Wie gut, wenn wir Menschen wie Natan haben, die sich trauen, uns klar vor den Kopf zu sagen, wenn wir Unrecht tun. Im klaren Bewusstsein dafür, wie schmal manchmal der Grat zwischen Moral und Recht ist. Wir brauchen Menschen, die keine Mittäterinnen oder Mittäter sind, sondern Unrecht als Unrecht benennen. Der Prophet Natan war so ein Mensch.

Hätte Natan David nicht mit seiner Tat konfrontiert – hätte David sich selber zu dieser Schuld bekannt? Oder hoffte er schlicht, ungeschoren davonzukommen?
Oder meinte er, dass er als König besondere Privilegien genießt?
Natan macht ihm deutlich: Auch ein König darf sich nicht einfach nehmen, was er will.

Nur weil man Intendantin einer Rundfunkanstalt ist, kann man sich nicht das Büro edelsanieren und private Abendessen dienstlich abrechnen. Recht und Ordnung gelten auch für einen (ehemaligen) Präsidenten der USA.

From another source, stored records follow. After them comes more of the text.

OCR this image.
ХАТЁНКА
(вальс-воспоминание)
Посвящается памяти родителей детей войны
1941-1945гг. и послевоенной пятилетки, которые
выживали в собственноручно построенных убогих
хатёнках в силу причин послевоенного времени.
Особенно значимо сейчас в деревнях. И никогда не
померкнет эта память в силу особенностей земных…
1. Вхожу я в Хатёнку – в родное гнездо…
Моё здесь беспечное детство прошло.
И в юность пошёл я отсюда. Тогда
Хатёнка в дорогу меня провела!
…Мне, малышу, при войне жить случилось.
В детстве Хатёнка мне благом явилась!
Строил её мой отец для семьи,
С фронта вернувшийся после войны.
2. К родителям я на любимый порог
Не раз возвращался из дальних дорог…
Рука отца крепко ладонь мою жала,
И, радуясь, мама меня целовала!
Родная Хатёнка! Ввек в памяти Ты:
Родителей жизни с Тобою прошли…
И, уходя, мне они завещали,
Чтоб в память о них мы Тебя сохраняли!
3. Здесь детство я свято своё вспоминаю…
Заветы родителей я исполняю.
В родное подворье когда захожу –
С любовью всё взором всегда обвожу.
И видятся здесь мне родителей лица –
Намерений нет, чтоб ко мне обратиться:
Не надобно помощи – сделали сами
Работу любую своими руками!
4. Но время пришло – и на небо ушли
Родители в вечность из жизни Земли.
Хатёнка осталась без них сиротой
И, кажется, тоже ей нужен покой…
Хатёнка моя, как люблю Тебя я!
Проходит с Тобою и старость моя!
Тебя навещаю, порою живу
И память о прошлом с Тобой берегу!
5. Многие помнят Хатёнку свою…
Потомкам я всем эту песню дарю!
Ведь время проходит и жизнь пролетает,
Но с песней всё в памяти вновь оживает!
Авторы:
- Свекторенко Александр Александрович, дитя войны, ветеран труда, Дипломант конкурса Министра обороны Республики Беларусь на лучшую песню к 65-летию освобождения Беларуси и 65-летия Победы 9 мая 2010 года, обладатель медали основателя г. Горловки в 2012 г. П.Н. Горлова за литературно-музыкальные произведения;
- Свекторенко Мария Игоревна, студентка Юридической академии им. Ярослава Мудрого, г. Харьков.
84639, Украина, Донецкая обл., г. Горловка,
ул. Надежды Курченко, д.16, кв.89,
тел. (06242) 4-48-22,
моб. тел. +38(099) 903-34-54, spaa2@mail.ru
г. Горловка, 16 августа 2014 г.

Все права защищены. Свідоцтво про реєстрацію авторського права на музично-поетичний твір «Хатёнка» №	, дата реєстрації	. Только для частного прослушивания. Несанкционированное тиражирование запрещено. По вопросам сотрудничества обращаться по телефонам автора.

Gott ist manchmal der Ferne

Es scheint so, dass Natans Worte bei David ankommen. Er bekennt seine Schuld. Das Wunderbare: Gott erweist sich dann als ein gnädiger Gott. Sagt aber auch nicht: Es ist alles wieder gut. David muss mit dem Tod seines Sohnes büßen. (Gott ist manchmal auch eben der Ferne und Unverständliche…)

Einmal habe ich es auch erlebt, dass ein Mensch von mir eine Absolution zugesprochen bekommen wollte – ein persönlich zugesagtes: Deine Schuld ist dir vergeben. Um dann die Erleichterung von Vergebung spüren zu können.
Ich weiß nicht, wie erleichtert David letztlich war, der zwar seine Schuld vergeben bekommen hatte, aber mit dem Tod seines Sohnes leben muss.

Ich muss Gott nicht immer verstehen, manchmal sind da mehr Fragen als Antworten. Doch zumindest nehme ich mit: Wir sind im Auftrag Gottes als aufrechte Menschen gefragt: Wer zu seinen Fehlern und zu seiner Schuld steht, der braucht Rückgrat – ohne Rückgrat verlieren wir unsere Glaubwürdigkeit.